Die EU nimmt die staatliche Förderung für chinesische Elektroautos ins Visier. EU-Kommissionspräsidentin Ursula von der Leyen kündigte vergangene Woche eine Anti-Dumping-Untersuchung der Subventionen für Autohersteller aus China an. «Der Preis dieser Autos wird durch riesige staatliche Subventionen künstlich gedrückt – das verzerrt unseren Markt», sagte von der Leyen. Das sei nicht akzeptabel. Die Weltmärkte würden von billigeren chinesischen Elektroautos überschwemmt.

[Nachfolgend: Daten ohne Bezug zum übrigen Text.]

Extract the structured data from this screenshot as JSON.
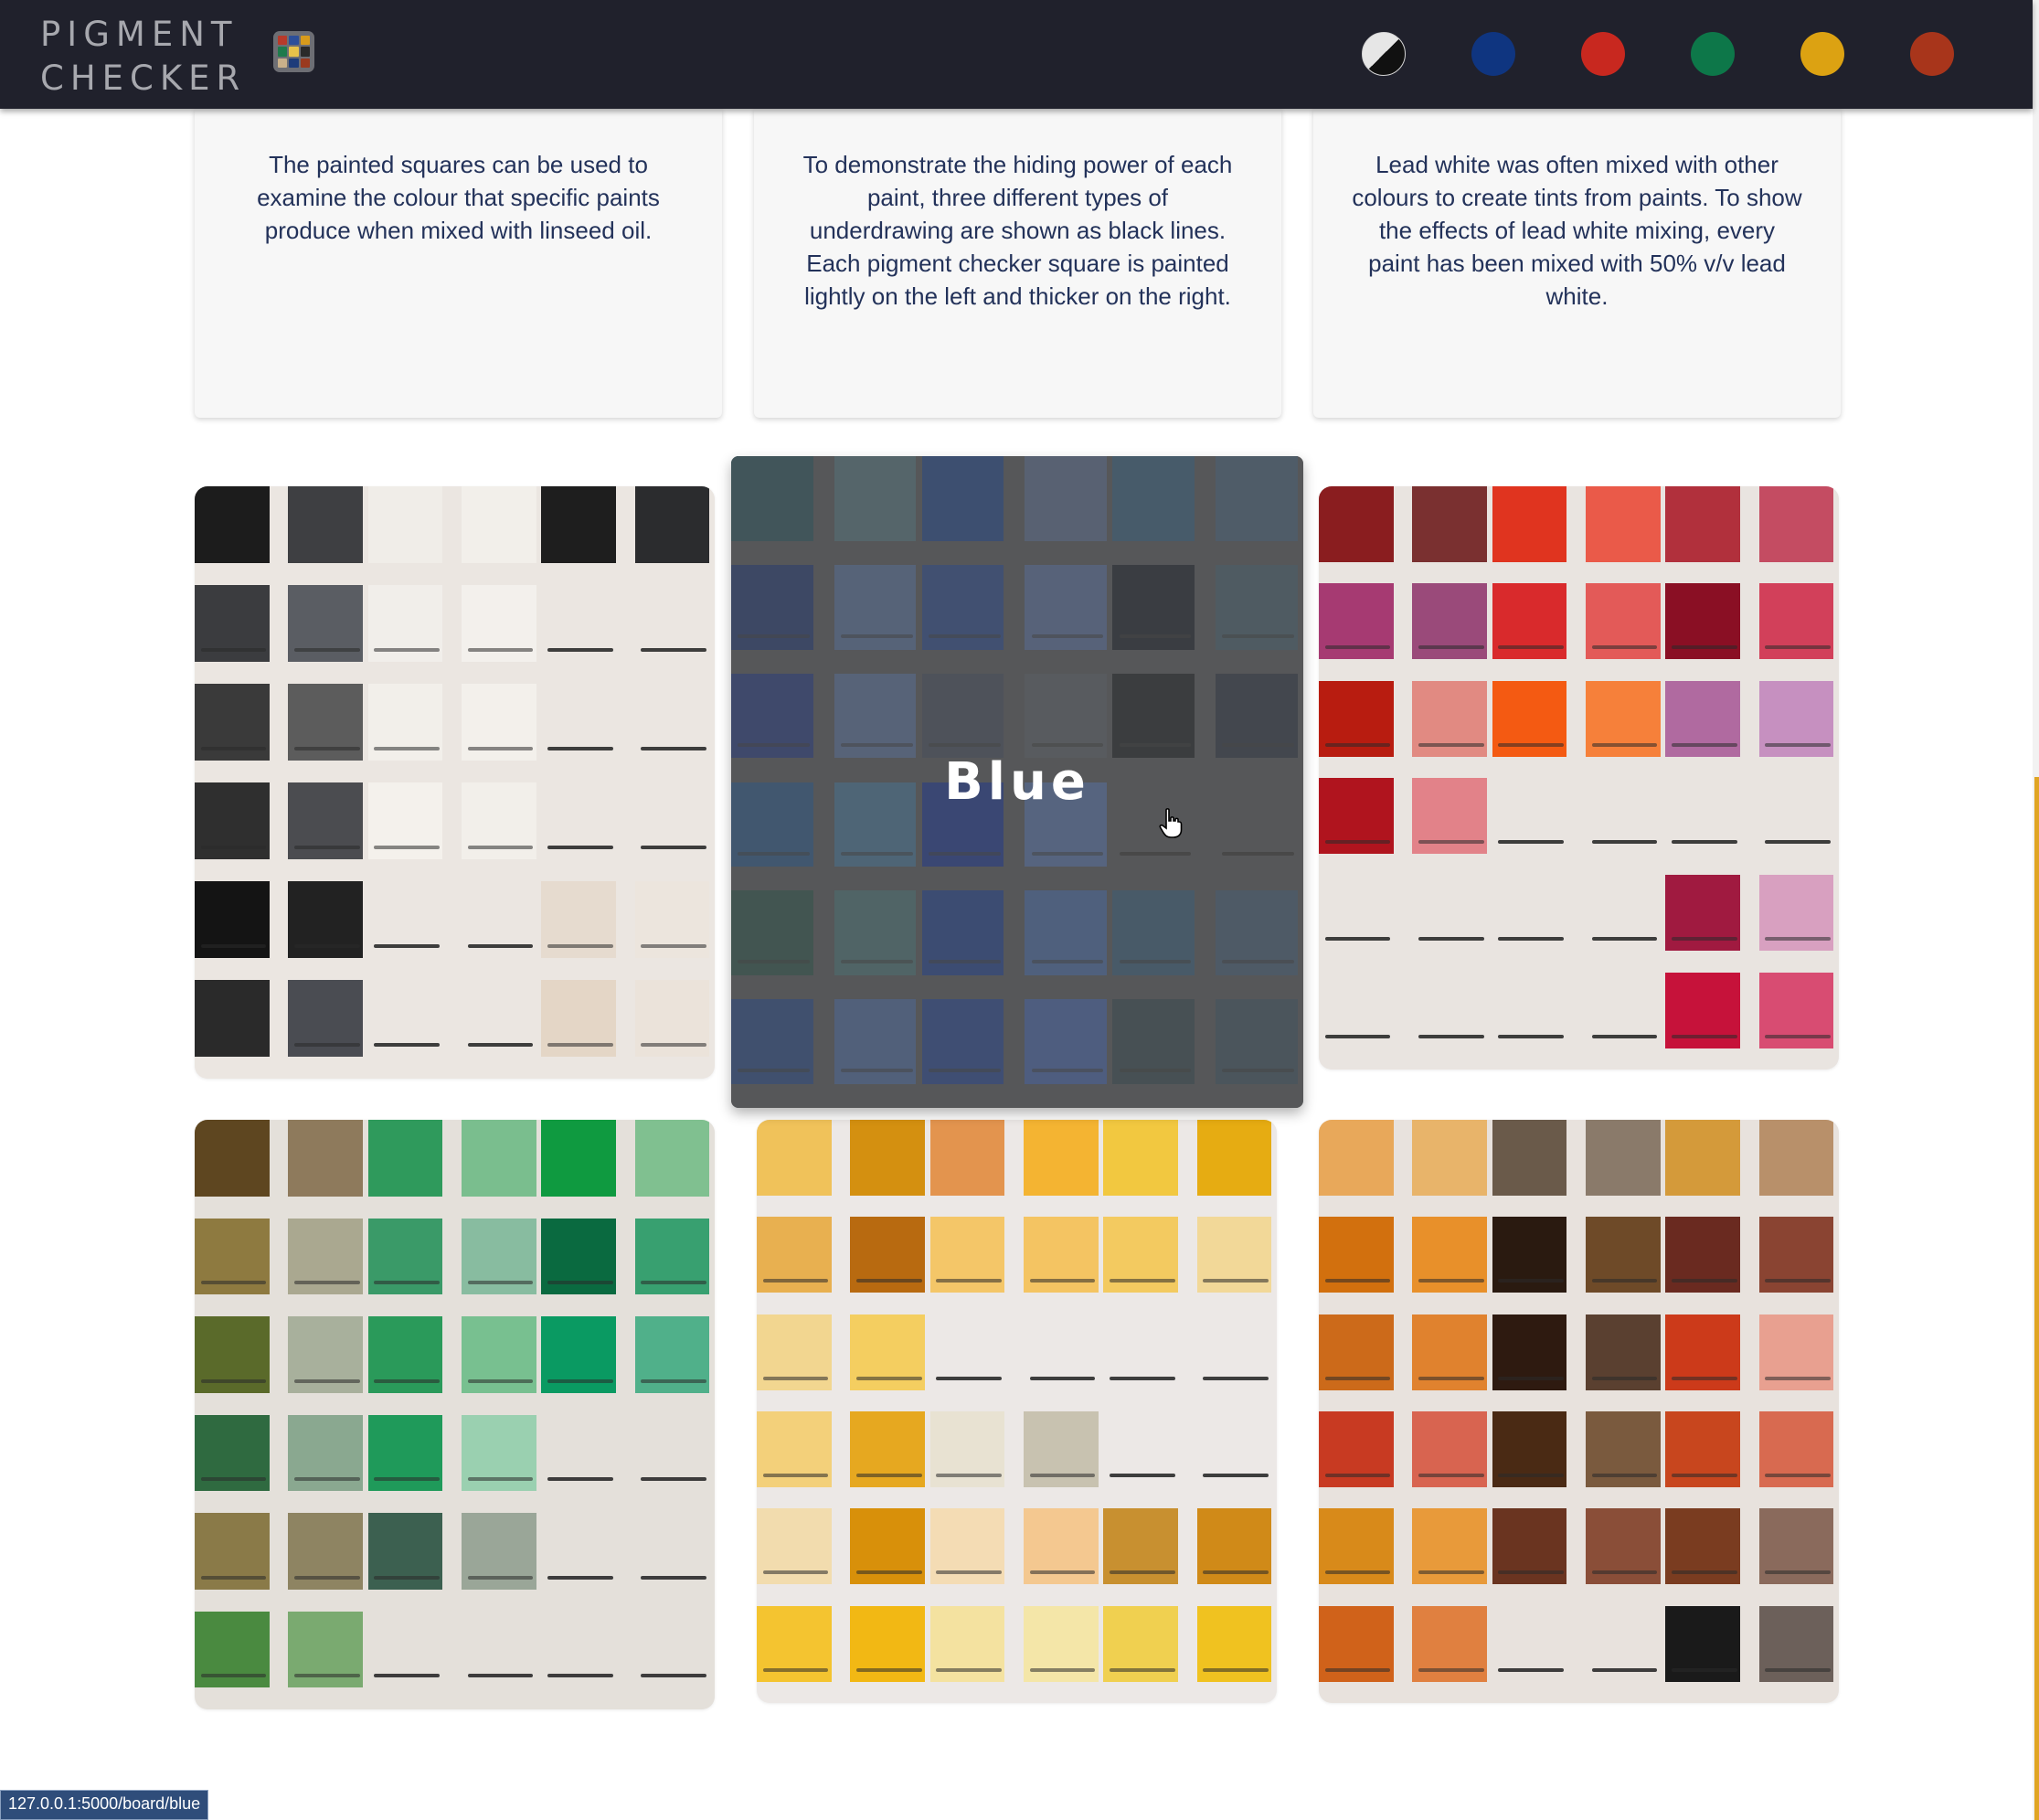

📉 Der Anfang vom Ende? China steigt atemberaubend schnell zur #1 Auto-Exportnation auf, lässt Japan und Deutschland hinter sich. pic.twitter.com/X6KK9yq6iJ
— Maximilian ❇️Projekt: 100X (@projekt100x) September 12, 2023
EU-Kommissionsangaben zufolge sind chinesische Elektroautos normalerweise rund 20 Prozent günstiger als in der EU hergestellte Modelle. Die chinesischen Hersteller verkaufen ihre subventionierten Autos in Europa aber viel teurer als in China, um die höhere Kaufkraft abzuschöpfen. Europäische Kundinnen und Kunden profitieren also bislang nur bedingt von tieferen Preisen. Trotzdem wird damit gerechnet, dass der Anteil chinesischer Elektrofahrzeuge in Europa von derzeit 8 auf 15 Prozent im Jahr 2025 steigen werde.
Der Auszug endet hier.